Blaming GRU for hacking SolarWinds is like blaming rain for being wet. The actual target of "vigorous response" should be arrogant and incompetent software vendors who win gov tenders by declaring all kinds of security compliance yet cannot deliver on the very basics.
@kravietz that's for sure I 100% agree!
@kravietz
That article reads like something you'd see on RT, but your point I totally agree with. A lot of these enterprise "network security companies" are more expert at leveraging relationships than they are at actually making a compelling security product.
@cjd
Leveraging relationships pays the bills. Shareholders don't care about making a compelling security product, they care about revenue. Hopefully this will put a dent in revenue...
@Senicar
Yes, I think that's where we're going. I've noticed a lot of Fluff Security has gone away over the past 10 years, useless anti-virus and checkbox items, hardware firewalls, etc. As the game gets harder the players level up...
@cjd
People are getting more security conscious (see: the rise of personal VPNs) but there's still big money in checkbox security and hardware firewalls. I still see orgs shell out cash to certify compliance, with a disfunctional vulnerability management program (and other basics). I think for incidents like this one, governments will need to start demanding more of their contractors.
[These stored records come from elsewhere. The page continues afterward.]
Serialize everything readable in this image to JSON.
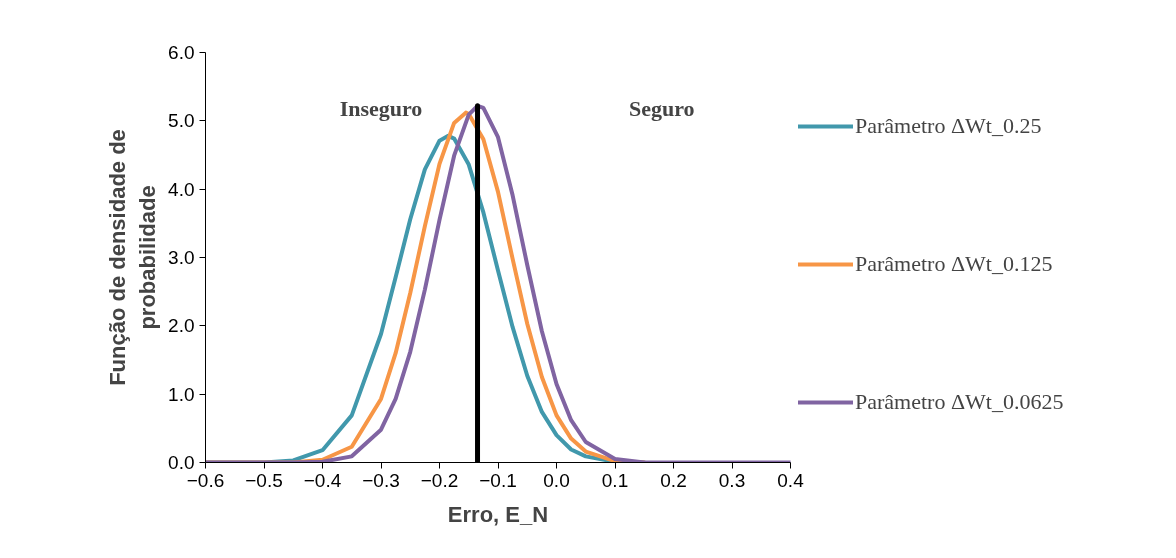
{
  "chart_data": {
    "type": "line",
    "xlabel": "Erro, E_N",
    "ylabel": "Função de densidade de\nprobabilidade",
    "xlim": [
      -0.6,
      0.4
    ],
    "xticks": [
      -0.6,
      -0.5,
      -0.4,
      -0.3,
      -0.2,
      -0.1,
      {
        "value": 0,
        "label": "0.0"
      },
      0.1,
      0.2,
      0.3,
      0.4
    ],
    "ylim": [
      0,
      6
    ],
    "yticks": [
      {
        "value": 0,
        "label": "0.0"
      },
      {
        "value": 1,
        "label": "1.0"
      },
      {
        "value": 2,
        "label": "2.0"
      },
      {
        "value": 3,
        "label": "3.0"
      },
      {
        "value": 4,
        "label": "4.0"
      },
      {
        "value": 5,
        "label": "5.0"
      },
      {
        "value": 6,
        "label": "6.0"
      }
    ],
    "grid": false,
    "legend": "right",
    "marker": "none",
    "line_style": "solid",
    "series": [
      {
        "name": "Parâmetro ΔWt_0.25",
        "color": "#4198ac",
        "x": [
          -0.6,
          -0.5,
          -0.45,
          -0.4,
          -0.35,
          -0.3,
          -0.275,
          -0.25,
          -0.225,
          -0.2,
          -0.185,
          -0.175,
          -0.15,
          -0.125,
          -0.1,
          -0.075,
          -0.05,
          -0.025,
          0,
          0.025,
          0.05,
          0.1,
          0.15
        ],
        "values": [
          0,
          0,
          0.03,
          0.18,
          0.69,
          1.88,
          2.71,
          3.56,
          4.29,
          4.71,
          4.78,
          4.74,
          4.36,
          3.66,
          2.81,
          1.98,
          1.27,
          0.74,
          0.4,
          0.19,
          0.09,
          0.01,
          0
        ]
      },
      {
        "name": "Parâmetro ΔWt_0.125",
        "color": "#f79646",
        "x": [
          -0.6,
          -0.5,
          -0.45,
          -0.4,
          -0.35,
          -0.3,
          -0.275,
          -0.25,
          -0.225,
          -0.2,
          -0.175,
          -0.155,
          -0.15,
          -0.125,
          -0.1,
          -0.075,
          -0.05,
          -0.025,
          0,
          0.025,
          0.05,
          0.1,
          0.15
        ],
        "values": [
          0,
          0,
          0,
          0.04,
          0.23,
          0.93,
          1.6,
          2.48,
          3.46,
          4.37,
          4.97,
          5.12,
          5.1,
          4.73,
          3.96,
          2.98,
          2.03,
          1.25,
          0.69,
          0.35,
          0.16,
          0.02,
          0
        ]
      },
      {
        "name": "Parâmetro ΔWt_0.0625",
        "color": "#8064a2",
        "x": [
          -0.6,
          -0.5,
          -0.45,
          -0.4,
          -0.35,
          -0.3,
          -0.275,
          -0.25,
          -0.225,
          -0.2,
          -0.175,
          -0.15,
          -0.135,
          -0.125,
          -0.1,
          -0.075,
          -0.05,
          -0.025,
          0,
          0.025,
          0.05,
          0.1,
          0.15,
          0.2,
          0.3,
          0.4
        ],
        "values": [
          0,
          0,
          0,
          0.01,
          0.09,
          0.48,
          0.93,
          1.62,
          2.53,
          3.55,
          4.49,
          5.09,
          5.22,
          5.19,
          4.76,
          3.91,
          2.89,
          1.92,
          1.15,
          0.62,
          0.3,
          0.05,
          0,
          0,
          0,
          0
        ]
      },
      {
        "color": "#000000",
        "x": [
          -0.135,
          -0.135
        ],
        "values": [
          0,
          5.22
        ]
      }
    ],
    "annotations": [
      "Inseguro",
      "Seguro"
    ]
  }
}
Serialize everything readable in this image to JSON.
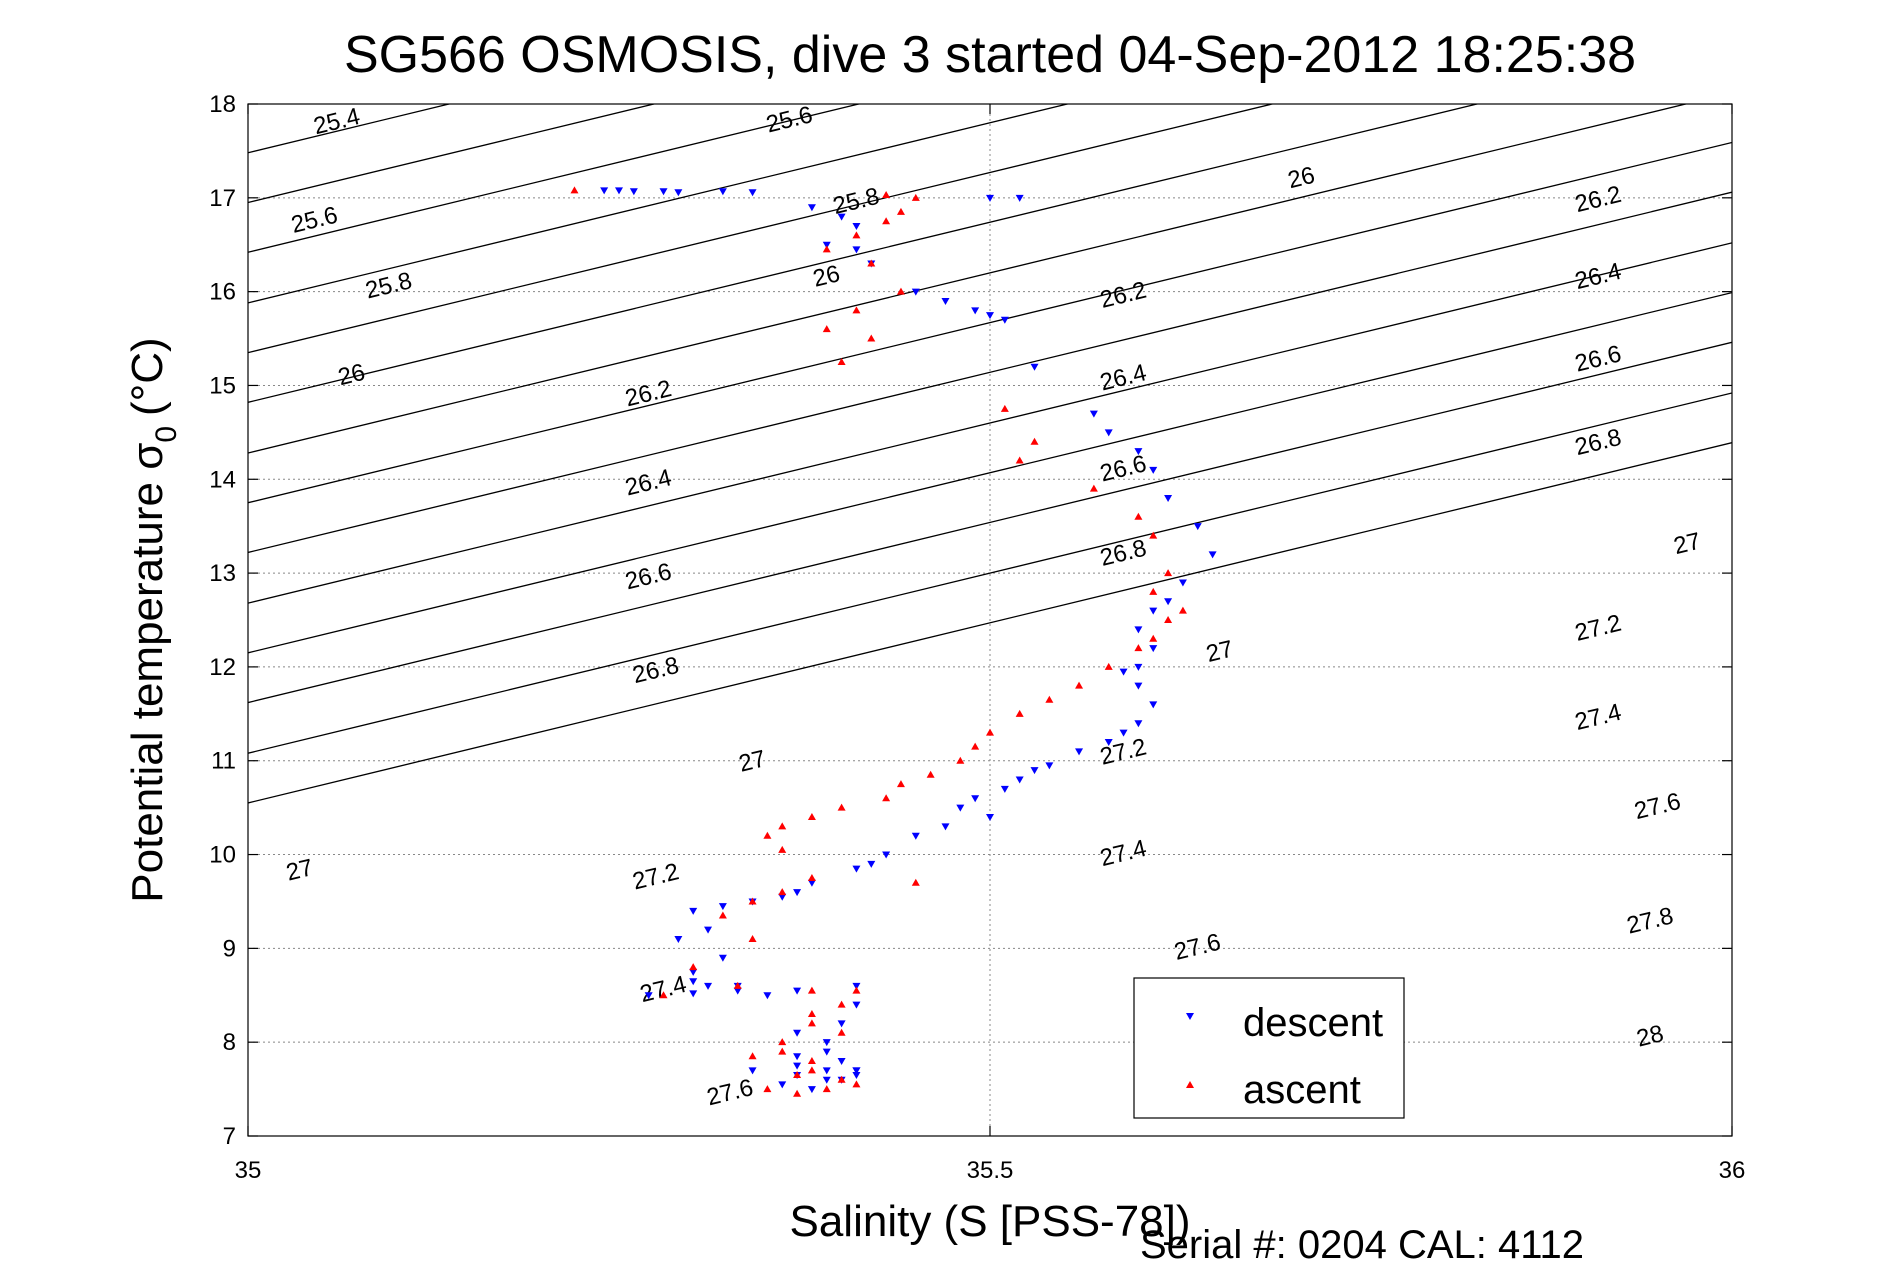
{
  "chart_data": {
    "type": "scatter",
    "title": "SG566 OSMOSIS, dive 3 started 04-Sep-2012 18:25:38",
    "xlabel": "Salinity (S [PSS-78])",
    "ylabel_main": "Potential temperature σ",
    "ylabel_sub": "0",
    "ylabel_unit": "(°C)",
    "footer": "Serial #: 0204  CAL: 4112",
    "xlim": [
      35,
      36
    ],
    "ylim": [
      7,
      18
    ],
    "xticks": [
      "35",
      "35.5",
      "36"
    ],
    "yticks": [
      "7",
      "8",
      "9",
      "10",
      "11",
      "12",
      "13",
      "14",
      "15",
      "16",
      "17",
      "18"
    ],
    "grid": true,
    "legend_position": "bottom-right",
    "contours": [
      {
        "label": "25.4",
        "y35": 17.48,
        "slope": 3.84
      },
      {
        "label": "25.6",
        "y35": 16.95,
        "slope": 3.84
      },
      {
        "label": "25.8",
        "y35": 16.42,
        "slope": 3.84
      },
      {
        "label": "26",
        "y35": 15.88,
        "slope": 3.84
      },
      {
        "label": "26.2",
        "y35": 15.35,
        "slope": 3.84
      },
      {
        "label": "26.4",
        "y35": 14.82,
        "slope": 3.84
      },
      {
        "label": "26.6",
        "y35": 14.28,
        "slope": 3.84
      },
      {
        "label": "26.8",
        "y35": 13.75,
        "slope": 3.84
      },
      {
        "label": "27",
        "y35": 13.22,
        "slope": 3.84
      },
      {
        "label": "27.2",
        "y35": 12.68,
        "slope": 3.84
      },
      {
        "label": "27.4",
        "y35": 12.15,
        "slope": 3.84
      },
      {
        "label": "27.6",
        "y35": 11.62,
        "slope": 3.84
      },
      {
        "label": "27.8",
        "y35": 11.08,
        "slope": 3.84
      },
      {
        "label": "28",
        "y35": 10.55,
        "slope": 3.84
      }
    ],
    "contour_labels": [
      {
        "text": "25.4",
        "x": 35.06,
        "y": 17.8
      },
      {
        "text": "25.6",
        "x": 35.045,
        "y": 16.75
      },
      {
        "text": "25.6",
        "x": 35.365,
        "y": 17.82
      },
      {
        "text": "25.8",
        "x": 35.095,
        "y": 16.05
      },
      {
        "text": "25.8",
        "x": 35.41,
        "y": 16.95
      },
      {
        "text": "26",
        "x": 35.07,
        "y": 15.1
      },
      {
        "text": "26",
        "x": 35.39,
        "y": 16.15
      },
      {
        "text": "26",
        "x": 35.71,
        "y": 17.2
      },
      {
        "text": "26.2",
        "x": 35.27,
        "y": 14.9
      },
      {
        "text": "26.2",
        "x": 35.59,
        "y": 15.95
      },
      {
        "text": "26.2",
        "x": 35.91,
        "y": 16.97
      },
      {
        "text": "26.4",
        "x": 35.27,
        "y": 13.95
      },
      {
        "text": "26.4",
        "x": 35.59,
        "y": 15.07
      },
      {
        "text": "26.4",
        "x": 35.91,
        "y": 16.15
      },
      {
        "text": "26.6",
        "x": 35.27,
        "y": 12.95
      },
      {
        "text": "26.6",
        "x": 35.59,
        "y": 14.1
      },
      {
        "text": "26.6",
        "x": 35.91,
        "y": 15.27
      },
      {
        "text": "26.8",
        "x": 35.275,
        "y": 11.95
      },
      {
        "text": "26.8",
        "x": 35.59,
        "y": 13.2
      },
      {
        "text": "26.8",
        "x": 35.91,
        "y": 14.38
      },
      {
        "text": "27",
        "x": 35.34,
        "y": 10.98
      },
      {
        "text": "27",
        "x": 35.655,
        "y": 12.15
      },
      {
        "text": "27",
        "x": 35.97,
        "y": 13.3
      },
      {
        "text": "27",
        "x": 35.035,
        "y": 9.82
      },
      {
        "text": "27.2",
        "x": 35.275,
        "y": 9.75
      },
      {
        "text": "27.2",
        "x": 35.59,
        "y": 11.08
      },
      {
        "text": "27.2",
        "x": 35.91,
        "y": 12.4
      },
      {
        "text": "27.4",
        "x": 35.28,
        "y": 8.55
      },
      {
        "text": "27.4",
        "x": 35.59,
        "y": 10.0
      },
      {
        "text": "27.4",
        "x": 35.91,
        "y": 11.45
      },
      {
        "text": "27.6",
        "x": 35.325,
        "y": 7.45
      },
      {
        "text": "27.6",
        "x": 35.64,
        "y": 9.0
      },
      {
        "text": "27.6",
        "x": 35.95,
        "y": 10.5
      },
      {
        "text": "27.8",
        "x": 35.945,
        "y": 9.28
      },
      {
        "text": "28",
        "x": 35.945,
        "y": 8.05
      }
    ],
    "series": [
      {
        "name": "descent",
        "color": "#0000ff",
        "marker": "triangle-down",
        "x": [
          35.24,
          35.25,
          35.26,
          35.28,
          35.29,
          35.32,
          35.34,
          35.38,
          35.4,
          35.39,
          35.41,
          35.42,
          35.41,
          35.45,
          35.47,
          35.49,
          35.5,
          35.51,
          35.52,
          35.5,
          35.53,
          35.57,
          35.58,
          35.6,
          35.61,
          35.62,
          35.64,
          35.65,
          35.63,
          35.62,
          35.61,
          35.6,
          35.61,
          35.6,
          35.59,
          35.6,
          35.61,
          35.6,
          35.59,
          35.58,
          35.56,
          35.54,
          35.53,
          35.52,
          35.51,
          35.49,
          35.48,
          35.5,
          35.47,
          35.45,
          35.43,
          35.42,
          35.41,
          35.38,
          35.37,
          35.36,
          35.34,
          35.32,
          35.3,
          35.31,
          35.29,
          35.32,
          35.3,
          35.31,
          35.33,
          35.35,
          35.3,
          35.27,
          35.3,
          35.33,
          35.37,
          35.41,
          35.41,
          35.4,
          35.39,
          35.37,
          35.39,
          35.41,
          35.4,
          35.37,
          35.34,
          35.37,
          35.4,
          35.41,
          35.39,
          35.38,
          35.36,
          35.41,
          35.39,
          35.37
        ],
        "y": [
          17.08,
          17.08,
          17.07,
          17.07,
          17.06,
          17.07,
          17.06,
          16.9,
          16.8,
          16.5,
          16.45,
          16.3,
          16.7,
          16.0,
          15.9,
          15.8,
          15.75,
          15.7,
          17.0,
          17.0,
          15.2,
          14.7,
          14.5,
          14.3,
          14.1,
          13.8,
          13.5,
          13.2,
          12.9,
          12.7,
          12.6,
          12.4,
          12.2,
          12.0,
          11.95,
          11.8,
          11.6,
          11.4,
          11.3,
          11.2,
          11.1,
          10.95,
          10.9,
          10.8,
          10.7,
          10.6,
          10.5,
          10.4,
          10.3,
          10.2,
          10.0,
          9.9,
          9.85,
          9.7,
          9.6,
          9.55,
          9.5,
          9.45,
          9.4,
          9.2,
          9.1,
          8.9,
          8.75,
          8.6,
          8.55,
          8.5,
          8.52,
          8.5,
          8.65,
          8.6,
          8.55,
          8.6,
          8.4,
          8.2,
          8.0,
          7.85,
          7.7,
          7.65,
          7.6,
          7.65,
          7.7,
          7.75,
          7.8,
          7.7,
          7.6,
          7.5,
          7.55,
          7.7,
          7.9,
          8.1
        ]
      },
      {
        "name": "ascent",
        "color": "#ff0000",
        "marker": "triangle-up",
        "x": [
          35.22,
          35.43,
          35.45,
          35.44,
          35.43,
          35.41,
          35.39,
          35.42,
          35.44,
          35.41,
          35.39,
          35.42,
          35.4,
          35.51,
          35.53,
          35.52,
          35.57,
          35.6,
          35.61,
          35.62,
          35.61,
          35.63,
          35.62,
          35.61,
          35.6,
          35.58,
          35.56,
          35.54,
          35.52,
          35.5,
          35.49,
          35.48,
          35.46,
          35.44,
          35.43,
          35.4,
          35.38,
          35.36,
          35.35,
          35.36,
          35.45,
          35.38,
          35.36,
          35.34,
          35.32,
          35.34,
          35.3,
          35.28,
          35.33,
          35.38,
          35.41,
          35.4,
          35.38,
          35.36,
          35.34,
          35.38,
          35.4,
          35.41,
          35.39,
          35.37,
          35.35,
          35.37,
          35.38,
          35.36,
          35.4,
          35.38
        ],
        "y": [
          17.08,
          17.03,
          17.0,
          16.85,
          16.75,
          16.6,
          16.45,
          16.3,
          16.0,
          15.8,
          15.6,
          15.5,
          15.25,
          14.75,
          14.4,
          14.2,
          13.9,
          13.6,
          13.4,
          13.0,
          12.8,
          12.6,
          12.5,
          12.3,
          12.2,
          12.0,
          11.8,
          11.65,
          11.5,
          11.3,
          11.15,
          11.0,
          10.85,
          10.75,
          10.6,
          10.5,
          10.4,
          10.3,
          10.2,
          10.05,
          9.7,
          9.75,
          9.6,
          9.5,
          9.35,
          9.1,
          8.8,
          8.5,
          8.6,
          8.55,
          8.55,
          8.4,
          8.2,
          8.0,
          7.85,
          7.7,
          7.6,
          7.55,
          7.5,
          7.45,
          7.5,
          7.65,
          7.8,
          7.9,
          8.1,
          8.3
        ]
      }
    ]
  }
}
They already do. I've been working for very large organisations in both public and private sector, and on both sides - so as someone who hires suppliers, and someone who is a supplier. The amount of due dilligence and compliance forms you have to fill in each time is massive. The problem is that even if the supplier is total crap in terms of security but business really wants them, they're just going to "accept risk" and job done.
@cjd Well, they don't deny or cast doubt on the GRU hacks which is typical RT mode of operation. What I see in this article is more of a tone like "stop whining like babies, it's you who screwed up".
@kravietz
If somebody talks about a democracy hacking a dictatorship's nuclear program in the same article as a dictatorship hacking a democracy's elections, that's too far into the propaganda zone for me to take seriously.
You can be morally right but still get breached if screw up your infrastructure, that's the key take away here.